ReadPaper Blog
VideoMLA: Low-Rank Latent KV Cache for Minute-Scale Autoregressive Video Diffusion
VideoMLA studies how to make long-rollout causal video diffusion more memory- and latency-efficient by redesigning the KV cache rather than only adjusting the sliding-window policy. The paper replaces dense per-head cached keys and values with a shared low-rank latent representation and a shared decoupled 3D-RoPE positional key, cutting per-token KV memory by 92.7% at cached layers and targeting minute-scale autoregressive video generation.
Source: VideoMLA: Low-Rank Latent KV Cache for Minute-Scale Autoregressive Video Diffusion

The cache is eating the room!
VideoMLA addresses a core systems bottleneck in minute-scale autoregressive video diffusion: long-rollout causal generation depends on a streaming KV cache whose dense per-head layout consumes substantial memory and contributes directly to latency. The paper argues that fixed-size sliding-window caches help models continue generation over long horizons, but they do not remove the per-token cost of storing separate keys and values for each attention head. This matters especially for video diffusion, where cached tokens accumulate across spatiotemporal content and each cached layer must preserve enough attention state for coherent continuation. The paper’s motivation is therefore not simply longer context, but a more compact cached representation that keeps causal video generation practical under real memory constraints. By focusing on the KV layout itself, VideoMLA reframes cache design as an architectural compression problem rather than only a token-retention problem.

Not just window tricks
The paper positions VideoMLA against recent long-rollout causal video diffusion work that largely preserves the standard sliding-window cache abstraction. Prior approaches described in the paper’s framing alter which tokens remain in the window, how temporal or spatial positions are encoded, or how cached memory is managed, but they generally leave the dense per-head key-value representation intact. VideoMLA identifies that unchanged layout as a direct bottleneck because every retained token still carries head-specific key and value tensors through cached attention layers. This related-work gap motivates the first study, according to the abstract, of Multi-Head Latent Attention in video diffusion rather than in language-only settings. The implication is that scaling long video generation may require changing what is stored per token, not only deciding which tokens to store.
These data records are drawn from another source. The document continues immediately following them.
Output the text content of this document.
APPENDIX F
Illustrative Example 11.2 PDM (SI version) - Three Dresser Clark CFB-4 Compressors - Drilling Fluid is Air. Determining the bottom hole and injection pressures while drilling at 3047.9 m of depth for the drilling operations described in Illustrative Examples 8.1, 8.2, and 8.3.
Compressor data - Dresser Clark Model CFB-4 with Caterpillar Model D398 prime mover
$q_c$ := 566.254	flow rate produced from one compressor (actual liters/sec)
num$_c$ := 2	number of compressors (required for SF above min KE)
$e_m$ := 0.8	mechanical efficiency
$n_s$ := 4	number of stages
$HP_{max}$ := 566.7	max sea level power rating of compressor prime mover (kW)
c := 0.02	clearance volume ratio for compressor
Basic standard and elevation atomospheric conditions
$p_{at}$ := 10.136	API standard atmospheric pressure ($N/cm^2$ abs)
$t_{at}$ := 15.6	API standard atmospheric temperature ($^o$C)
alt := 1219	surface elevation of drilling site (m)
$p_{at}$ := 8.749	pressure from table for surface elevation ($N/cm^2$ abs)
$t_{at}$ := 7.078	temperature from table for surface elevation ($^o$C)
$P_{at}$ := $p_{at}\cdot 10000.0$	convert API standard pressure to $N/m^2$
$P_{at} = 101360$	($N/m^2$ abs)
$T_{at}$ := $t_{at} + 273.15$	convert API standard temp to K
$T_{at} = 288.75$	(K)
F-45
VideoMLA changes the furniture
The central method in VideoMLA is a low-rank latent KV cache adapted to autoregressive video diffusion. Instead of caching per-head keys and values, the method stores a shared low-rank content latent together with a shared decoupled 3D-RoPE positional key. The 3D-RoPE component is important because video attention must preserve positional structure across spatial and temporal axes, while the latent content representation reduces redundant head-specific storage. The abstract reports that this replacement reduces per-token KV memory by 92.7% at every cached layer, making the method directly relevant to streaming generation where cache size compounds over time. In methodological terms, VideoMLA imports the Multi-Head Latent Attention idea into the video diffusion setting and modifies the cache representation to respect both content and spatiotemporal position.
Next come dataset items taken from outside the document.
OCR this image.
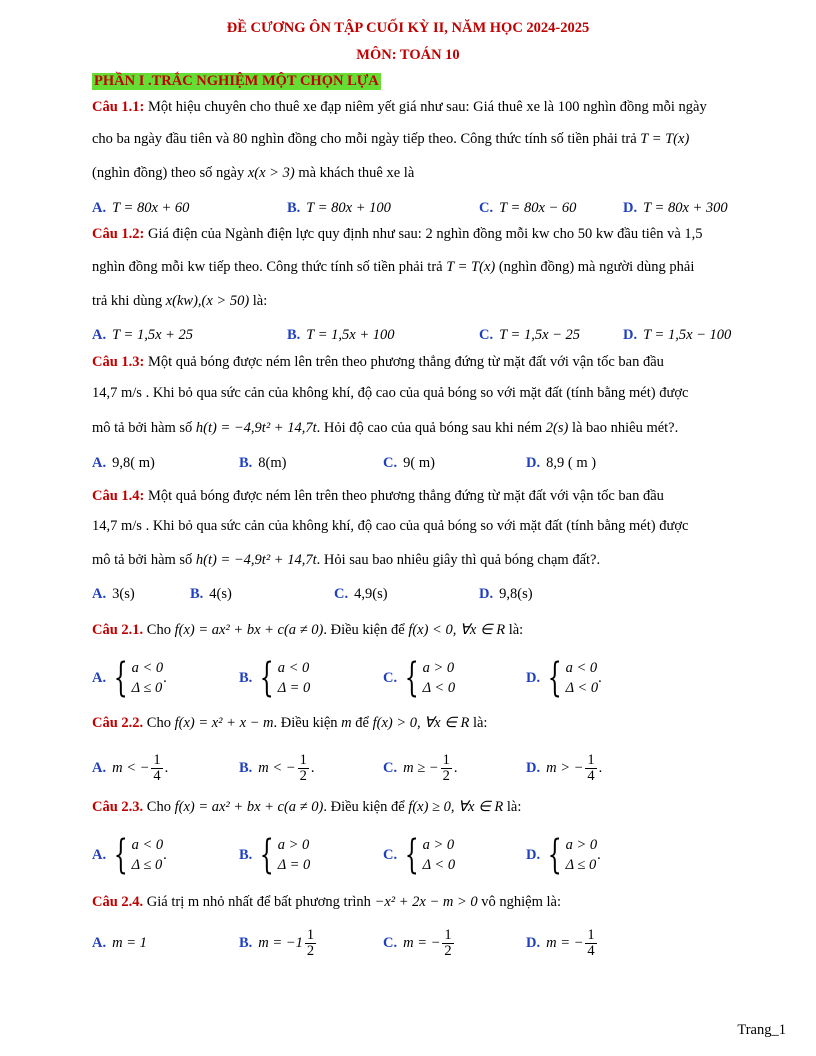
ĐỀ CƯƠNG ÔN TẬP CUỐI KỲ II, NĂM HỌC 2024-2025
MÔN: TOÁN 10
PHẦN I .TRẮC NGHIỆM MỘT CHỌN LỰA
Câu 1.1: Một hiệu chuyên cho thuê xe đạp niêm yết giá như sau: Giá thuê xe là 100 nghìn đồng mỗi ngày
cho ba ngày đầu tiên và 80 nghìn đồng cho mỗi ngày tiếp theo. Công thức tính số tiền phải trả T = T(x)
(nghìn đồng) theo số ngày x(x > 3) mà khách thuê xe là
A. T = 80x + 60	B. T = 80x + 100	C. T = 80x − 60	D. T = 80x + 300
Câu 1.2: Giá điện của Ngành điện lực quy định như sau: 2 nghìn đồng mỗi kw cho 50 kw đầu tiên và 1,5
nghìn đồng mỗi kw tiếp theo. Công thức tính số tiền phải trả T = T(x) (nghìn đồng) mà người dùng phải
trả khi dùng x(kw),(x > 50) là:
A. T = 1,5x + 25	B. T = 1,5x + 100	C. T = 1,5x − 25	D. T = 1,5x − 100
Câu 1.3: Một quả bóng được ném lên trên theo phương thẳng đứng từ mặt đất với vận tốc ban đầu
14,7 m/s . Khi bỏ qua sức cản của không khí, độ cao của quả bóng so với mặt đất (tính bằng mét) được
mô tả bởi hàm số h(t) = −4,9t² + 14,7t. Hỏi độ cao của quả bóng sau khi ném 2(s) là bao nhiêu mét?.
A. 9,8( m)	B. 8(m)	C. 9( m)	D. 8,9 ( m )
Câu 1.4: Một quả bóng được ném lên trên theo phương thẳng đứng từ mặt đất với vận tốc ban đầu
14,7 m/s . Khi bỏ qua sức cản của không khí, độ cao của quả bóng so với mặt đất (tính bằng mét) được
mô tả bởi hàm số h(t) = −4,9t² + 14,7t. Hỏi sau bao nhiêu giây thì quả bóng chạm đất?.
A. 3(s)	B. 4(s)	C. 4,9(s)	D. 9,8(s)
Câu 2.1. Cho f(x) = ax² + bx + c(a ≠ 0). Điều kiện để f(x) < 0, ∀x ∈ R là:
A. { a < 0
Δ ≤ 0
.	B. { a < 0
Δ = 0
C. { a > 0
Δ < 0
D. { a < 0
Δ < 0
.
Câu 2.2. Cho f(x) = x² + x − m. Điều kiện m để f(x) > 0, ∀x ∈ R là:
A. m < − $\frac{1}{4}$ .	B. m < − $\frac{1}{2}$ .	C. m ≥ − $\frac{1}{2}$ .	D. m > − $\frac{1}{4}$ .
Câu 2.3. Cho f(x) = ax² + bx + c(a ≠ 0). Điều kiện để f(x) ≥ 0, ∀x ∈ R là:
A. { a < 0
Δ ≤ 0
.	B. { a > 0
Δ = 0
C. { a > 0
Δ < 0
D. { a > 0
Δ ≤ 0
.
Câu 2.4. Giá trị m nhỏ nhất để bất phương trình −x² + 2x − m > 0 vô nghiệm là:
A. m = 1	B. $m = -1 \frac{1}{2}$	C. m = − $\frac{1}{2}$	D. m = − $\frac{1}{4}$
Trang_1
But wait—wasn’t the model not low-rank?
A key technical issue for the paper is whether low-rank cached latents are justified when pretrained video attention may not naturally behave as a low-rank object. VideoMLA treats this as an empirical and architectural question rather than assuming that dense pretrained attention weights can simply be spectrally compressed without consequence. The paper’s framing distinguishes direct low-rank approximation from a redesigned attention cache in which the bottlenecked latent becomes part of the model’s operative representation. This distinction matters because the success of a low-rank cache depends on whether training and inference can use the imposed latent structure, not merely on whether an existing dense matrix has a small effective rank. The broader implication is that cache compression for video diffusion should be evaluated as a learned attention-layout change, not only as post-hoc matrix compression.

The bottleneck decides the rank
The paper’s experiments and results sections are organized to test whether the VideoMLA cache can preserve video-generation quality while reducing memory and improving streaming efficiency. Its stated contribution is not only a smaller cache, but a practical path toward minute-scale autoregressive video diffusion with lower per-token KV storage at cached layers. By targeting the dominant cached-attention layout, VideoMLA suggests that long-horizon video generation can benefit from architectural changes that are orthogonal to sliding-window scheduling and positional-policy tweaks. The reported 92.7% memory reduction is the central quantitative claim available from the abstract and supports the paper’s argument that latent KV caching can materially alter the deployment cost of causal video diffusion. The conclusion implied by the work is that future long-video diffusion systems should consider the representation stored in memory as a first-class design choice alongside model scale, window length, and positional encoding.